La position française à l'égard de la Chine a peu à peu évolué pour s'adapter à sa politique de plus en plus affirmée de recherche de puissance. Adopté en 2019 le mantra d'une Chine aux trois visages44(*) : partenaire, concurrent et rival systémique semble dépassé. Cette conception en triptyque de la Chine ne résout pas à elle seule la complexité d'une relation bilatérale protéiforme. La stratégie indopacifique de la France qui a tout d'abord prôné le renforcement de la coopération avec la Chine, pourrait souligner les décisions de la CPA pour être cohérente avec sa défense du multilatéralisme et de l'ordre fondé sur le droit international, et affirmer que les revendications de la Chine en mer de Chine ne sont pas fondées en droit international.

Ne pas se fondre dans la position américaine n'induit pas de ne pas renforcer la cohérence de la stratégie française à l'égard de la Chine. De la même façon, la clarification de la stratégie française n'a pas de raison d'entraîner un alignement sur les positions américaines, qui ne sont pas toutes favorables aux intérêts français et européens, en témoignent les récentes divergences sur les modalités de réindustrialisation des États-Unis annoncées par le Président Biden.

La stratégie française ne peut toutefois pas se définir « hors sol ». Être une puissance d'équilibre n'est possible que si la situation le permet. La politique et les ambitions chinoises semblent fragiliser l'équilibre indopacifique. L'aspiration au statut de puissance internationale de la Chine se manifeste par :

- un parti particulièrement puissant, le PCC, « parti-État »45(*), visant à mettre en oeuvre cette ambition et imposer les orientations définies pour sa réussite. « C'est peut-être cela qui distingue aujourd'hui la Chine, outre ses performances économiques, d'autres pays émergents : la détermination inébranlable du Parti communiste chinois à promouvoir le « grand renouveau de la nation chinoise » »46(*). En 2021, la Chine a célébré les 100 ans du Parti communiste chinois fort de 95 millions d'adhérents. À cette occasion, le Président chinois a déclaré : « Seul le socialisme a pu sauver la Chine. Seul le socialisme aux caractéristiques chinoises a pu développer la Chine »,

- une stratégie planifiée dans le temps long, visant à la doter du statut de première puissance mondiale d'ici 2050, année du centenaire de la création de la République populaire de Chine,

- et enfin, d'une volonté politique claire affirmée par son Président Xi Jinping. Le discours sur le retour de la Chine sur la scène internationale à « sa juste place », après « l'humiliation » liée aux guerres de l'opium et aux traités inégaux qui en ont découlé47(*), occupe une place importante dans la rhétorique du Président chinois48(*) et s'accompagne d'un discours sur le déclin de l'Occident qui laisserait ainsi place à un XXIe siècle chinois.

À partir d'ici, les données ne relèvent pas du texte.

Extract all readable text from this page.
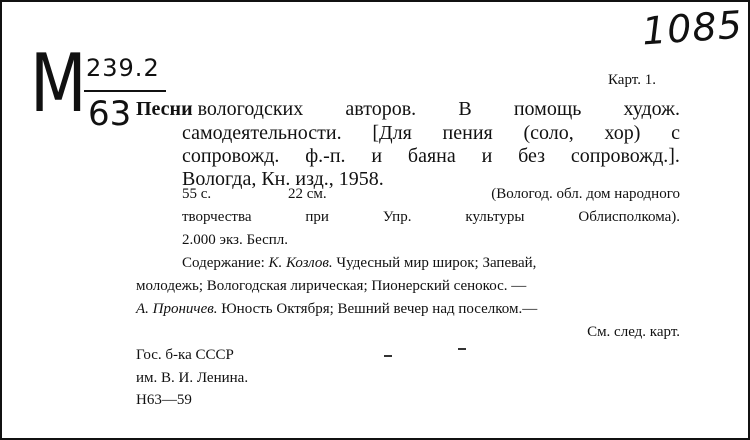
1085
М 239.2
63
Карт. 1.
Песни вологодских авторов. В помощь худож.
самодеятельности. [Для пения (соло, хор) с
сопровожд. ф.-п. и баяна и без сопровожд.].
Вологда, Кн. изд., 1958.
55 с.	22 см.	(Вологод. обл. дом народного
творчества	при	Упр.	культуры	Облисполкома).
2.000 экз. Беспл.
Содержание: К. Козлов. Чудесный мир широк; Запевай,
молодежь; Вологодская лирическая; Пионерский сенокос. —
А. Проничев. Юность Октября; Вешний вечер над поселком.—
См. след. карт.
Гос. б-ка СССР
им. В. И. Ленина.
Н63—59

Le XXe congrès du parti communiste chinois qui s'est tenu en octobre 2022 a été l'occasion d'un nouveau durcissement des positions chinoises. La Chine semble prête à payer « le coût de ses positions politiques ou géostratégiques49(*) » : la nécessité de faire des concessions pour assurer sa croissance économique ne s'impose plus, « le Parti communiste chinois [place la consolidation de son pouvoir au tout premier rang de ses priorités et voit cela comme un prérequis au développement économique50(*) ». L'ère Hu Jintao de l'immense croissance économique cède la place -au moins de façon médiatique et symbolique à travers les images diffusées au monde entier de l'évacuation de l'ancien président de la tribune- à « un projet de pacte renouvelé entre la Chine et le Parti communiste chinois. (...). Hier, la source de sa légitimité était l'enrichissement impressionnant de la société chinoise dirigée par le Parti. Aujourd'hui, le Parti veut montrer que la donne a changé : ce qui assoit sa légitimité, c'est la promesse du rétablissement du rang impérial de la Chine- garanti par Xi Jinping (...) » 51(*).

Dans ce contexte, la France devra réaffirmer une position ferme si les aspirations chinoises sont défavorables aux intérêts français et aux valeurs qu'elle défend, tels le multilatéralisme, la libre navigation, l'État de droit et les droits de l'homme.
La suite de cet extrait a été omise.